И когда по приказу короля командующий привёл его сына из Гешура в Город Давида, и они проходили через квартал Офел, Авшалом только остановился у дома Давида, но и тогда не попросил о встрече с отцом.
– Жди здесь, – приказал Иоав и тяжёлой походкой направился ко входу.
Отсутствовал он долго. Выйдя, свистнул и, сделав неприличный жест руками, передал ответ короля: «Пусть идёт в дом свой. А лица моего он не увидит».
– Думаю, Авшалом, – начал Ахитофель, – тебе нужен такой дом, чтобы, когда придёт время, твои дети смогли пристроить к нему свои дома.
Элиам удивился, он никак не ожидал услышать такие слова от отца. Ахитофель твердил родне, что всё ещё старается объяснить королю, как опасно делать главным городом иврим чужой, недавно завоёванный Ивус.

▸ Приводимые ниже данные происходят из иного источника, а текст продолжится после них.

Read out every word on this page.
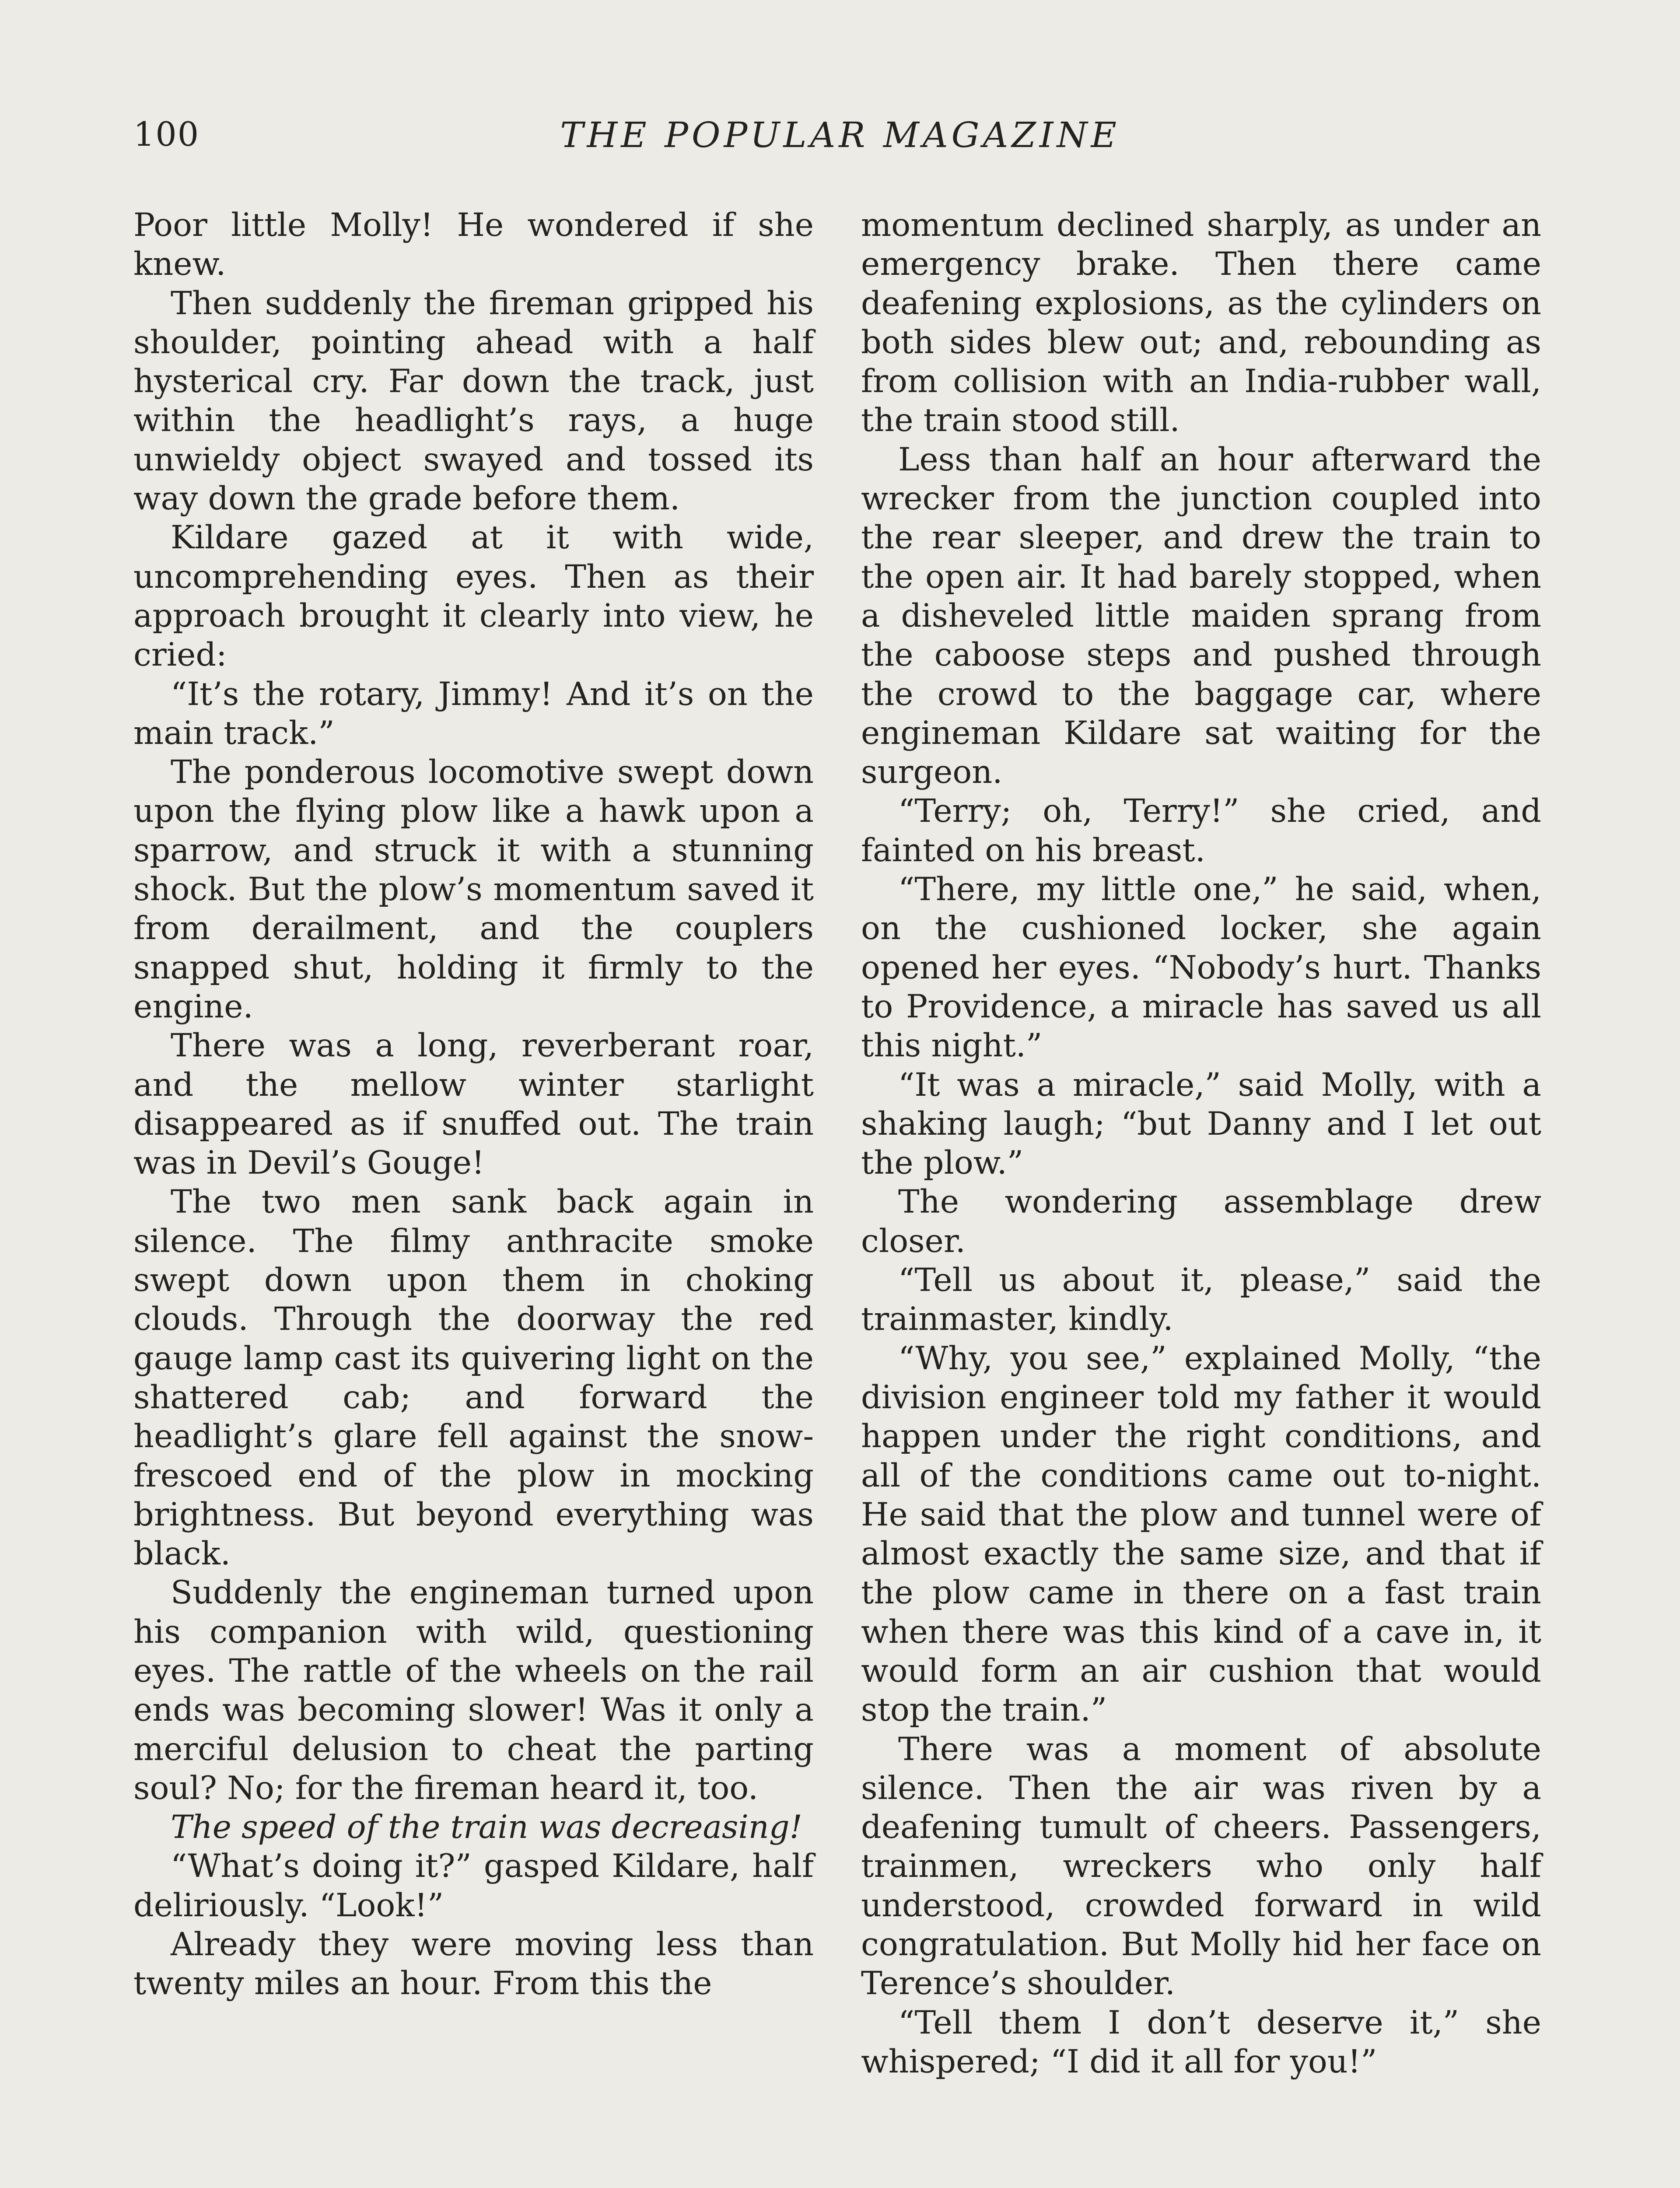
100	THE POPULAR MAGAZINE

Poor little Molly! He wondered if she knew.

Then suddenly the fireman gripped his shoulder, pointing ahead with a half hysterical cry. Far down the track, just within the headlight’s rays, a huge unwieldy object swayed and tossed its way down the grade before them.

Kildare gazed at it with wide, uncomprehending eyes. Then as their approach brought it clearly into view, he cried:

“It’s the rotary, Jimmy! And it’s on the main track.”

The ponderous locomotive swept down upon the flying plow like a hawk upon a sparrow, and struck it with a stunning shock. But the plow’s momentum saved it from derailment, and the couplers snapped shut, holding it firmly to the engine.

There was a long, reverberant roar, and the mellow winter starlight disappeared as if snuffed out. The train was in Devil’s Gouge!

The two men sank back again in silence. The filmy anthracite smoke swept down upon them in choking clouds. Through the doorway the red gauge lamp cast its quivering light on the shattered cab; and forward the headlight’s glare fell against the snow-frescoed end of the plow in mocking brightness. But beyond everything was black.

Suddenly the engineman turned upon his companion with wild, questioning eyes. The rattle of the wheels on the rail ends was becoming slower! Was it only a merciful delusion to cheat the parting soul? No; for the fireman heard it, too.

The speed of the train was decreasing!

“What’s doing it?” gasped Kildare, half deliriously. “Look!”

Already they were moving less than twenty miles an hour. From this the

momentum declined sharply, as under an emergency brake. Then there came deafening explosions, as the cylinders on both sides blew out; and, rebounding as from collision with an India-rubber wall, the train stood still.

Less than half an hour afterward the wrecker from the junction coupled into the rear sleeper, and drew the train to the open air. It had barely stopped, when a disheveled little maiden sprang from the caboose steps and pushed through the crowd to the baggage car, where engineman Kildare sat waiting for the surgeon.

“Terry; oh, Terry!” she cried, and fainted on his breast.

“There, my little one,” he said, when, on the cushioned locker, she again opened her eyes. “Nobody’s hurt. Thanks to Providence, a miracle has saved us all this night.”

“It was a miracle,” said Molly, with a shaking laugh; “but Danny and I let out the plow.”

The wondering assemblage drew closer.

“Tell us about it, please,” said the trainmaster, kindly.

“Why, you see,” explained Molly, “the division engineer told my father it would happen under the right conditions, and all of the conditions came out to-night. He said that the plow and tunnel were of almost exactly the same size, and that if the plow came in there on a fast train when there was this kind of a cave in, it would form an air cushion that would stop the train.”

There was a moment of absolute silence. Then the air was riven by a deafening tumult of cheers. Passengers, trainmen, wreckers who only half understood, crowded forward in wild congratulation. But Molly hid her face on Terence’s shoulder.

“Tell them I don’t deserve it,” she whispered; “I did it all for you!”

– Стены надо складывать из гладких камней одного размера, – наставлял между тем Ахитофель, – а самыми большими лучше выложить пол. Купи у хивви для крыши старых сикомор и маслин – их сейчас вырубают – и вели её сделать с наклоном для стока воды.
«Зачем ему такой дом? Прямо королевский!» – недоумевал Элиам.
Авшалом внимательно слушал Ахитофеля, потом все трое сидели молча, потягивая холодную воду.
– Трудно вам пришлось под Раббой? – спросил Авшалом Элиама.– Расскажи.
Элиам начал рассказывать и увлёкся. Он описывал новые осадные башни, изготовленные мастерами в Городе Давида, как их на быках подвозили поближе к стенам Раббы. Загар на лице Элиама от горного воздуха сделался шафрановым, карие глаза, унаследованные от матери, смотрели на собеседника доброжелательно и подбадривающе. «У нас в Гило или в том же Хевроне, – думал Ахитофель, – мой сын пас бы овец, и загар был бы у него красный, грубый, как у всей иудейской молодёжи».
Элиам замолчал. Авшалом обернулся к Мудрейшему.
– Почему ты так не любишь новый главный город иврим? Чего тебе в нём не хватает? Жертвенник там, все командиры и все левиты – тоже там, склады с зерном, стада жертвенных овец – всё то же самое, только не в Хевроне, а в Городе Давида.
– В городе Давида, – повторил Ахитофель. – а не в Хевроне, городе Авраама и Ицхака. Пойми, Авшалом, твой отец из Бейт-Лехема, я из Гило, но все мы ходим в Хеврон поклоняться могилам праотцев. В Хеврон меня приглашали на собрание старейшин нашего племени Йеѓуды, а теперь в Городе Давида вокруг короля другие люди, и совет мой теряется среди их советов. Поэтому я всё чаще молчу.
– Я тоже не люблю город Давида, – сказал Авшалом и, подумав, спросил: «А если бы Давид вернулся в Хеврон и стал поступать по твоим советам, ты простил бы ему Ури из Хита?
– Нет.
– Нет?
– Нет!
– Ну, я загостился у тебя, Ахитофель, – поднялся Авшалом. – Спасибо за советы о новом доме, я их запомню. Мне понравился твой сын, – он улыбался, крепко пожимая руку Элиама. – Когда стану королём, ты будешь служить мне так же верно, как служишь сейчас Давиду?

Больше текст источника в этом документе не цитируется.